The concerns regarding the potential for a sharp decline in Canadian Natural’s earnings are supported by its first-quarter 2020 results. It reported a massive $1.3 billion net loss for the period compared to a $961 million profit a for the equivalent period in 2019.
That can be blamed on sharply weaker oil prices.
Canadian Natural’s average basket price for its exploration and production business for the first quarter was $21.90 per barrel. This was 44% lower than the $39.27 per barrel reported a year earlier. There was a similar trend for Canadian Natural’s oil sands mining and upgrading business where the average price fell 23% year over year to $50.88.
That had a sharp impact on Canadian Natural’s operating netback, which is a key measure of operational profitability. The company’s exploration and production division reported a netback of $4.83 per barrel sold, which was a quarter of what it had been a year earlier. For oil sands mining, it plunged 32% year over year to $27.97 a barrel.

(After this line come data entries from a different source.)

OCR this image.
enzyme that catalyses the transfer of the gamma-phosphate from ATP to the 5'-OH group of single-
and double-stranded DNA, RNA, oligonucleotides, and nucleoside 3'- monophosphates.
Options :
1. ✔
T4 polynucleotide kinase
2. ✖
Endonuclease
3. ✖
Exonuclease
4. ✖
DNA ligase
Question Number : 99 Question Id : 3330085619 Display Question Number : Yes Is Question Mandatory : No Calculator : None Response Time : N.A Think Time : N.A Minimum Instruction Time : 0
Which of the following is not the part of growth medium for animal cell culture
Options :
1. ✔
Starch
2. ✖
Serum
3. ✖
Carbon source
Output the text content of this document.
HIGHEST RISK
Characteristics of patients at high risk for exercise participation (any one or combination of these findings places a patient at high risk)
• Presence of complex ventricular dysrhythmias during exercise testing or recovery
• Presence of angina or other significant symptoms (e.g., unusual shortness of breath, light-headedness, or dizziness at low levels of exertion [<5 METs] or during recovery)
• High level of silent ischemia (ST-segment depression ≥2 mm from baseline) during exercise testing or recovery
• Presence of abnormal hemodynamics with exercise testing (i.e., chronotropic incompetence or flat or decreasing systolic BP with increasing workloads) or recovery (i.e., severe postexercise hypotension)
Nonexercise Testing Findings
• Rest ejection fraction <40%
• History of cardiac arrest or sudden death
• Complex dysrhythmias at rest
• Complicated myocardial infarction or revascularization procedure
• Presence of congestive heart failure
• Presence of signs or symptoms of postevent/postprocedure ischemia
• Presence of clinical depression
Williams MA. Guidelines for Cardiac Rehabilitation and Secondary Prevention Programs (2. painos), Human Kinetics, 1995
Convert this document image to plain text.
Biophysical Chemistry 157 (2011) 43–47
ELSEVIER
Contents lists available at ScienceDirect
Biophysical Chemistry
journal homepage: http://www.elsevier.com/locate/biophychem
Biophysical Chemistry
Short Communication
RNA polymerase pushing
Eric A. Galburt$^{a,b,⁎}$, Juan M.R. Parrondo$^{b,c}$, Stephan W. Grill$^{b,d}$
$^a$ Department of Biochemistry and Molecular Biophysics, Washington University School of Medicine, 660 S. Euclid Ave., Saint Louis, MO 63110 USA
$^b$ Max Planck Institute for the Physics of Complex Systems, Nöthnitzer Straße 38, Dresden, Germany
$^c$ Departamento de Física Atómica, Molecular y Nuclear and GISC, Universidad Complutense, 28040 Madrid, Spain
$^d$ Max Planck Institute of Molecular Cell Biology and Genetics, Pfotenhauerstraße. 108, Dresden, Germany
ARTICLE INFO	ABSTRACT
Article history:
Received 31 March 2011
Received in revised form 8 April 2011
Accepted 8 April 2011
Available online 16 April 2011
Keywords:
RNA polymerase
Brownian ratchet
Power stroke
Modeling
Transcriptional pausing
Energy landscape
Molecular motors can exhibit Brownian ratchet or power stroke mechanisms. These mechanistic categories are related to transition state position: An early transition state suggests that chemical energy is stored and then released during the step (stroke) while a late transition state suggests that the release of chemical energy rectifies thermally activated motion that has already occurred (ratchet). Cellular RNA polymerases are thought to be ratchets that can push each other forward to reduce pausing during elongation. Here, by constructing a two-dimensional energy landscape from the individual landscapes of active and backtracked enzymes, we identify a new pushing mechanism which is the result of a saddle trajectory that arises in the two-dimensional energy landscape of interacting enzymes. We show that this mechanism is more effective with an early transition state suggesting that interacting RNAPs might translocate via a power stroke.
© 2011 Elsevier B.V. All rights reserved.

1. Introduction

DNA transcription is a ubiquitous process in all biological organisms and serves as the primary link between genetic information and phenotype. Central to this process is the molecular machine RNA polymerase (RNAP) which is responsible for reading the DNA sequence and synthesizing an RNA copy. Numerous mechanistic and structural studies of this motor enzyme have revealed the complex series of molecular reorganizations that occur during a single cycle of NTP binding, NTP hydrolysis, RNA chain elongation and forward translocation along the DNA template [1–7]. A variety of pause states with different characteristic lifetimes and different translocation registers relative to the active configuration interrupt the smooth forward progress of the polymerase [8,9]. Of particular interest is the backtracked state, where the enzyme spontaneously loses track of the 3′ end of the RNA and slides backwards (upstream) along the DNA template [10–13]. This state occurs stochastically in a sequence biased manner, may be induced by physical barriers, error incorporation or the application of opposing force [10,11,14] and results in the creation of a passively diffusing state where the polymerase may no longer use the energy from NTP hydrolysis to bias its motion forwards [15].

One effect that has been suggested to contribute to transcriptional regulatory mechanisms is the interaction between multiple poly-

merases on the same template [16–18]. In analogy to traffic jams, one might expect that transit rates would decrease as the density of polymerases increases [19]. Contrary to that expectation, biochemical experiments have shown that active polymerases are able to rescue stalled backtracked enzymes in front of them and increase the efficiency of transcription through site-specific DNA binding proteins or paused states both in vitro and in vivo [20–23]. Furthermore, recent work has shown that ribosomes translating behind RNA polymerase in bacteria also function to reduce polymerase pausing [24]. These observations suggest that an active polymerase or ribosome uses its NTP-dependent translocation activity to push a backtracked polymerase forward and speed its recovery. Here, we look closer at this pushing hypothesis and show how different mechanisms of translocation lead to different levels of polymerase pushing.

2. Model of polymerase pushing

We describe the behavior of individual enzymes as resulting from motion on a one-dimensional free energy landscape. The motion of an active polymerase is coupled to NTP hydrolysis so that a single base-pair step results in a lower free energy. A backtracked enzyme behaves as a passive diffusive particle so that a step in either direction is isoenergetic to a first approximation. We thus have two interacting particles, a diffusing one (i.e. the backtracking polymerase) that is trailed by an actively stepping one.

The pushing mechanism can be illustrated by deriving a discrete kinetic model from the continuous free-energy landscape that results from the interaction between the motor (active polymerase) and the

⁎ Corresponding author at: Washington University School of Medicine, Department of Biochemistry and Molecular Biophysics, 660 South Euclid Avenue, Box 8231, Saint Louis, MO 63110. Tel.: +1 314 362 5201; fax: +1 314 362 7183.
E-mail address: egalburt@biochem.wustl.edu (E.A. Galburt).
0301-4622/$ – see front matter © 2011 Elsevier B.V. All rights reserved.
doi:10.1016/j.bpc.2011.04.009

What is the impact on the dividend?
As a result of that large loss Canadian Natural’s trailing 12-month earnings fell 41% to $3.2 billion. Surprisingly, even after such a significant decline, Canadian Natural’s dividend-payout ratio is still a conservative 60% of net income.
This indicates that at this stage, the regular payment is sustainable.
Nevertheless, a combination of sharply weaker oil prices and lower production will cause earnings to plunge further. That could easily see the dividend-payout ratio rise to over 100%, bringing into question whether Canadian Natural should follow in Suncor’s footsteps and cut its dividend.
Management has stated that it believes the company’s dividend can be sustained through the latest slump in oil prices. A combination of cost cutting, low breakeven costs, and commodity price hedges will blunt the impact of sharply weaker oil prices on Canadian Natural’s earnings.
Canadian Natural possesses considerable financial resources. At the end of the first quarter, it had $1 billion of cash on hand and $3.9 billion available from existing credit facilities. That substantial liquidity will allow Canadian Natural to continue paying the dividend, even if earnings over the short term deteriorate further.
Foolish takeaway
Canadian National’s commitment to its shareholders underscored by its decision to maintain its dividend in this harsh operating environment, even after recently hiking it by 13%, is admirable. There is every indication that if oil prices recover during the second half of 2020 that the payment can be sustained with little to no damage to Canadian Natural’s financial position.
For the reasons discussed, the dividend and that juicy 6.7% yield is safe for now, even if second- and third-quarter 2020 earnings deteriorate further. That makes Canadian Natural an attractive investment in the current difficult environment.